Category - Easy to moderate (gentle road, but elevation gain)
View Rating - 4 out of 10Distance - 4 miles round trip if you go all the way out and back
Elevation Gain - 700 feet
Highest Point - 7200 feet
Although I love single-track trails that take you high into the mountains, this is another great hike for those who like wider paths for a walk-and-talk. (It also was one of the few hikes currently free of snow at the beginning of May.)
The hike is along a narrow paved road one and a half lanes wide. Yes, there are occasional cars, rare during the shoulder season and common but not busy during the busy tourist months of July and August. As of the beginning of May, the top half of the hike was closed to cars.
To get to this hike, drive to the base of Echo Summit and turn off Highway 50 onto South Upper Truckee Road. Drive 3.8 miles south to a trail head sign.
As you approach the trail head, you will cross this bridge over the Upper Truckee River.
Here's the trail head with room for several vehicles to park.
This sign exists to mark the single track trail up to Meiss Meadows and Dardenelles Lake, Round Lake, and Showers Lake. As of the beginning of May, these were all buried in snow.
Regardless of the time of the year, for the hike described in this post, you stay on the asphalt.
The road climbs gently through deep aromatic woods with creeks and old-growth Ponderosa pines 6 feet in diameter.
When people think of giant trees, they usually picture Sequoias and Redwoods and even Sugar Pines. But Ponderosa pines in the Sierra can be monsters. Six feet in diameter and 150+ feet tall.
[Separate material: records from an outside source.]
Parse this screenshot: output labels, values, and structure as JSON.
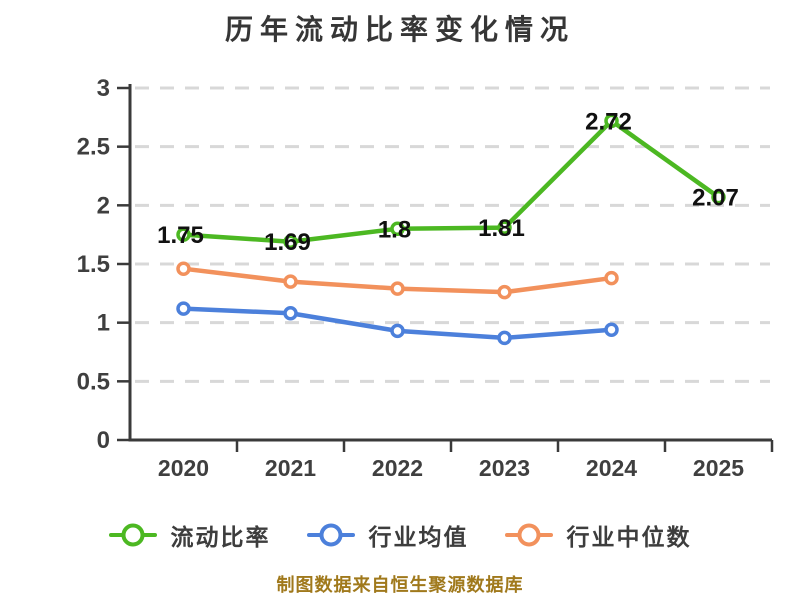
{
  "title": "历年流动比率变化情况",
  "footer": "制图数据来自恒生聚源数据库",
  "colors": {
    "current_ratio": "#4CB822",
    "industry_average": "#4C80DB",
    "industry_median": "#F2915C",
    "axis": "#3A3A3A",
    "grid": "#D8D8D8",
    "tick_text": "#3F3F3F",
    "data_label": "#111111",
    "title_text": "#363636",
    "footer_text": "#A0791C",
    "background": "#FFFFFF"
  },
  "legend": {
    "items": [
      {
        "id": "current-ratio",
        "label": "流动比率",
        "color": "#4CB822"
      },
      {
        "id": "industry-average",
        "label": "行业均值",
        "color": "#4C80DB"
      },
      {
        "id": "industry-median",
        "label": "行业中位数",
        "color": "#F2915C"
      }
    ]
  },
  "chart_data": {
    "type": "line",
    "title": "历年流动比率变化情况",
    "categories": [
      "2020",
      "2021",
      "2022",
      "2023",
      "2024",
      "2025"
    ],
    "y_ticks": [
      3,
      2.5,
      2,
      1.5,
      1,
      0.5,
      0
    ],
    "ylim": [
      0,
      3
    ],
    "grid": "horizontal-dashed",
    "legend_position": "bottom",
    "series": [
      {
        "id": "current-ratio",
        "name": "流动比率",
        "color": "#4CB822",
        "values": [
          1.75,
          1.69,
          1.8,
          1.81,
          2.72,
          2.07
        ],
        "labels": [
          "1.75",
          "1.69",
          "1.8",
          "1.81",
          "2.72",
          "2.07"
        ],
        "show_labels": true
      },
      {
        "id": "industry-average",
        "name": "行业均值",
        "color": "#4C80DB",
        "values": [
          1.12,
          1.08,
          0.93,
          0.87,
          0.94,
          null
        ],
        "show_labels": false
      },
      {
        "id": "industry-median",
        "name": "行业中位数",
        "color": "#F2915C",
        "values": [
          1.46,
          1.35,
          1.29,
          1.26,
          1.38,
          null
        ],
        "show_labels": false
      }
    ]
  }
}
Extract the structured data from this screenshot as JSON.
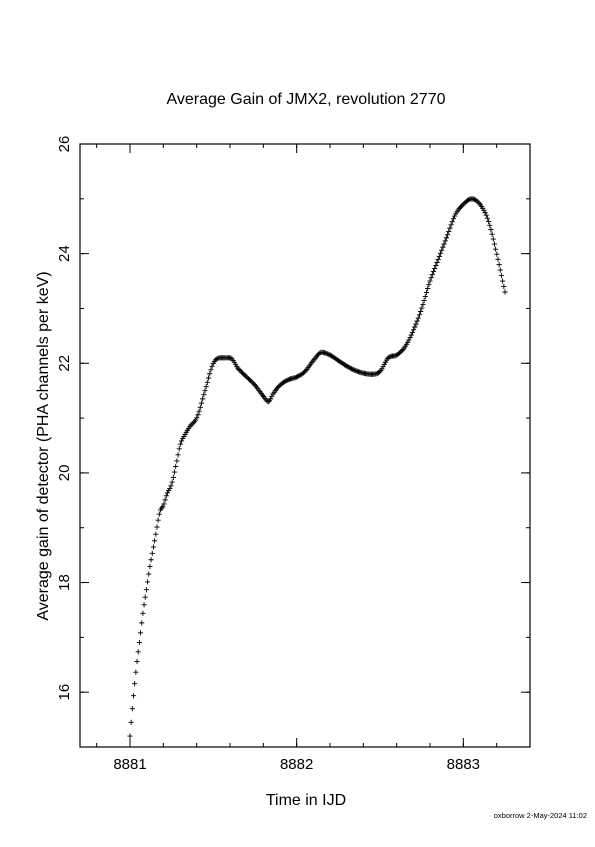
{
  "chart_data": {
    "type": "scatter",
    "marker": "plus",
    "title": "Average Gain of JMX2, revolution 2770",
    "xlabel": "Time in IJD",
    "ylabel": "Average gain of detector (PHA channels per keV)",
    "xlim": [
      8880.7,
      8883.4
    ],
    "ylim": [
      15,
      26
    ],
    "xticks": [
      8881,
      8882,
      8883
    ],
    "yticks": [
      16,
      18,
      20,
      22,
      24,
      26
    ],
    "x_minor_step": 0.2,
    "y_minor_step": 1,
    "grid": false,
    "legend": "none",
    "series": [
      {
        "x": [
          8881.0,
          8881.02,
          8881.04,
          8881.06,
          8881.08,
          8881.1,
          8881.12,
          8881.15,
          8881.18,
          8881.2,
          8881.22,
          8881.25,
          8881.28,
          8881.3,
          8881.33,
          8881.36,
          8881.4,
          8881.45,
          8881.5,
          8881.55,
          8881.6,
          8881.65,
          8881.7,
          8881.75,
          8881.8,
          8881.83,
          8881.86,
          8881.9,
          8881.95,
          8882.0,
          8882.05,
          8882.1,
          8882.15,
          8882.2,
          8882.25,
          8882.3,
          8882.35,
          8882.4,
          8882.45,
          8882.5,
          8882.55,
          8882.6,
          8882.65,
          8882.7,
          8882.75,
          8882.8,
          8882.85,
          8882.9,
          8882.95,
          8883.0,
          8883.05,
          8883.1,
          8883.15,
          8883.2,
          8883.25
        ],
        "y": [
          15.2,
          15.9,
          16.5,
          17.0,
          17.5,
          17.9,
          18.3,
          18.8,
          19.3,
          19.4,
          19.6,
          19.8,
          20.2,
          20.5,
          20.7,
          20.85,
          21.0,
          21.5,
          22.0,
          22.1,
          22.1,
          21.9,
          21.75,
          21.6,
          21.4,
          21.3,
          21.45,
          21.6,
          21.7,
          21.75,
          21.85,
          22.05,
          22.2,
          22.15,
          22.05,
          21.95,
          21.87,
          21.82,
          21.8,
          21.85,
          22.1,
          22.15,
          22.3,
          22.6,
          23.0,
          23.5,
          23.9,
          24.3,
          24.7,
          24.9,
          25.0,
          24.9,
          24.6,
          24.0,
          23.3
        ]
      }
    ]
  },
  "footer": {
    "stamp": "oxborrow  2-May-2024 11:02"
  }
}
In one stretch of 300 yards, you will go across three rushing creeks (that is if you go in the spring). All were in a big hurry to get their work done, transporting fresh snow melt down to the Upper Truckee River, which then carries it to Lake Tahoe.
One mile in (the half way point) you will come to Highway 89 as it rises up from Christmas Valley toward Luther Pass. Continue across the highway. If you come early or late in the season, the gate may be locked keeping cars out, which makes your walk that much more pleasant.
On the upper half of the hike, the road winds through the Luther Pass Campground, one of the more remote and less crowded campgrounds in the Tahoe Basin. It would clearly be a gorgeous place to camp.
At the end of this hike, you will once again approach Highway 89, as it curves around on its climb up the pass. This is where you intersect the Tahoe Rim Trail and the Big Meadow trail head, which is great single track hiking. (Although it was buried in snow in early May).
The Tahoe Rim Trail Association has put up several great informational signs. This one explains how Tahoe got its name from a mispronunciation of the Washoe Name for the lake.
We always know how lucky we are to live in Tahoe, and we never it for granted.